Monday 4 September was just another day where the deaths of around 35 civilians made the same old news. Bullet riddled bodies were once again found in the streets of Baghdad and Kut, while US and Iraqi forces raid the house of an Imam in Baquba and kill 5 members of his family, including a 2-month-old baby.

Another child, a 6-year-old, was killed by bombs on Tuesday 5 September, and more Shia pilgrims were shot dead on their way to Karbala.

The killings continued on Wednesday 6 September, when 34 bodies were found, all showing the usual signs of torture. In Baquba a barber and a grocer were shot dead, and another child, a 2-year-old, died a violent death.

On Thursday 7 September the Iraqi government shuts down the Al-Arabiya offices in Baghdad, and the TV station's broadcasting is stopped for a month, for inciting sectarianism.

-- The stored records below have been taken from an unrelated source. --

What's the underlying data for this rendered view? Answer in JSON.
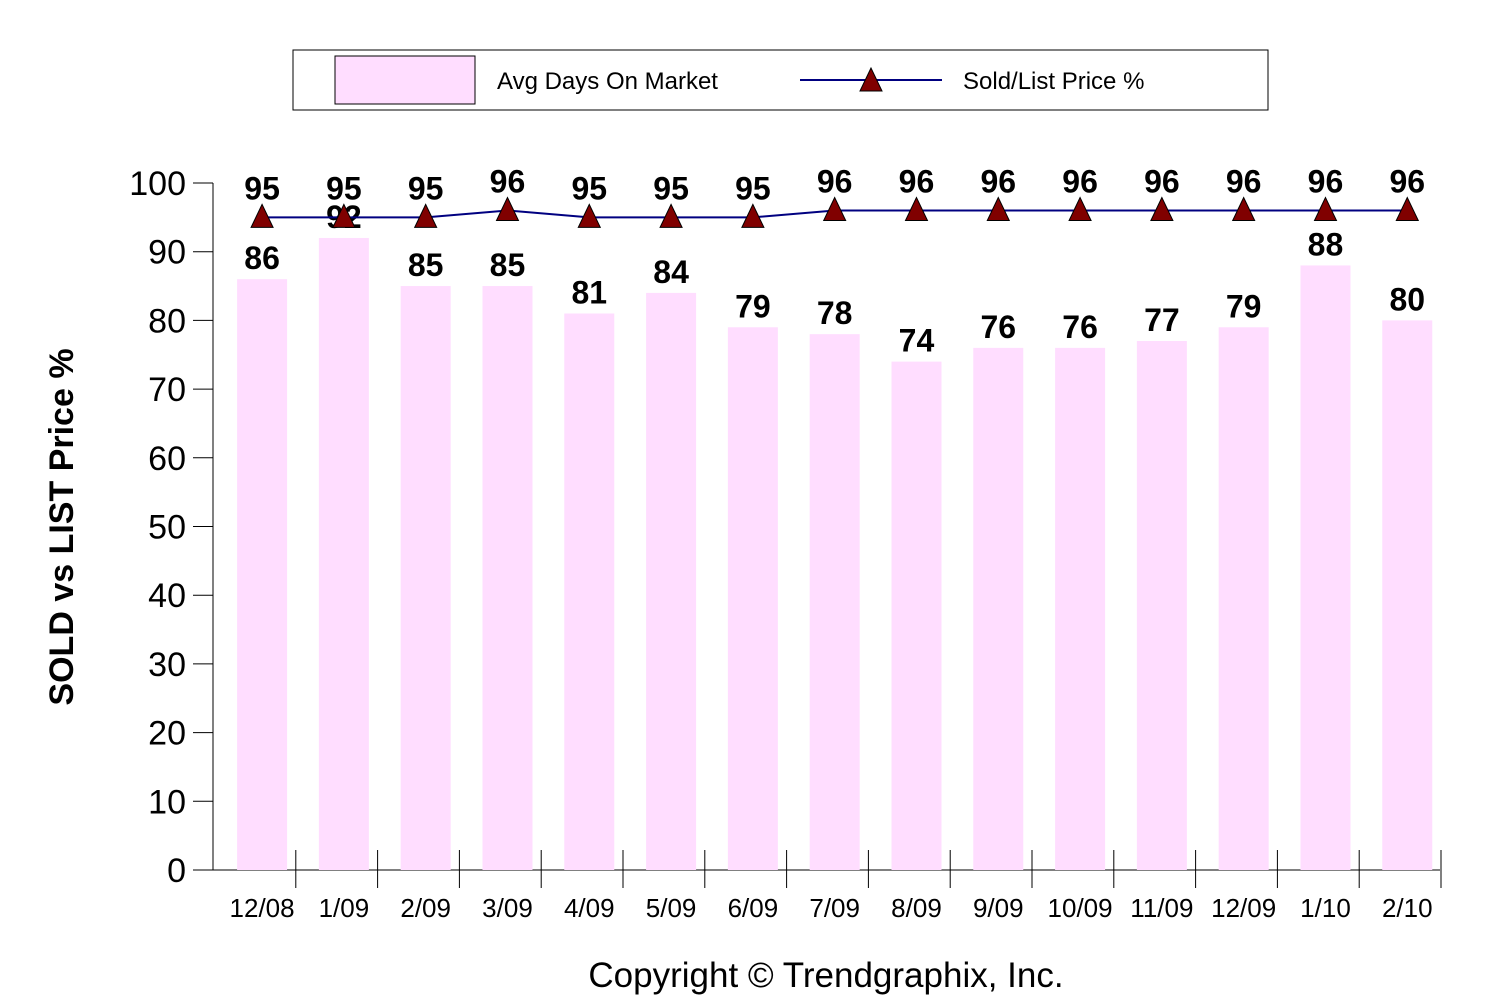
{
  "chart_data": {
    "type": "bar",
    "categories": [
      "12/08",
      "1/09",
      "2/09",
      "3/09",
      "4/09",
      "5/09",
      "6/09",
      "7/09",
      "8/09",
      "9/09",
      "10/09",
      "11/09",
      "12/09",
      "1/10",
      "2/10"
    ],
    "series": [
      {
        "name": "Avg Days On Market",
        "type": "bar",
        "color": "#ffddff",
        "values": [
          86,
          92,
          85,
          85,
          81,
          84,
          79,
          78,
          74,
          76,
          76,
          77,
          79,
          88,
          80
        ]
      },
      {
        "name": "Sold/List Price %",
        "type": "line",
        "color": "#000080",
        "marker": "triangle",
        "marker_color": "#800000",
        "values": [
          95,
          95,
          95,
          96,
          95,
          95,
          95,
          96,
          96,
          96,
          96,
          96,
          96,
          96,
          96
        ]
      }
    ],
    "ylabel": "SOLD vs LIST Price %",
    "xlabel": "",
    "ylim": [
      0,
      100
    ],
    "yticks": [
      0,
      10,
      20,
      30,
      40,
      50,
      60,
      70,
      80,
      90,
      100
    ],
    "legend_position": "top",
    "grid": false,
    "footer": "Copyright © Trendgraphix, Inc."
  }
}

The US hands over army control to Iraq, and at least 44 die in violent incidents. One of the victims was a father driving his teenage daughter to school for an exam.

Around 30 people were killed on Friday 8 September, including a 10-year-old boy killed in his home by gunmen, a mother and child killed by a roadside bomb in the centre of Baghdad, and 3 more pilgrims.

Saturday 9 September was the day of the religious festival the pilgrims were attending. 'The festival ended today without any incident' the Minister of State for National Security stated. But there is no day without violent incidents in Iraq: on Saturday 23 bodies were found (one of them was not actually a body -just a head), and 17 people were reported killed, including 6 grocers found shot dead by the side of the road in Al-Hurriyah market. Another barber was shot dead, and another child was killed in Balad. 2 more children were killed by bombs in Kirkuk.

The week ended with around 30 reported deaths on Sunday 10 September. Among the dead were 4 oil refinery employees on their way home from work. Just like the grocers, the market traders, the police officers, the bakers, the barbers, and all the others killed while trying to earn a living in today's Iraq, those oil refinery workers should not simply become 'same old news'. And we must never get used to their deaths.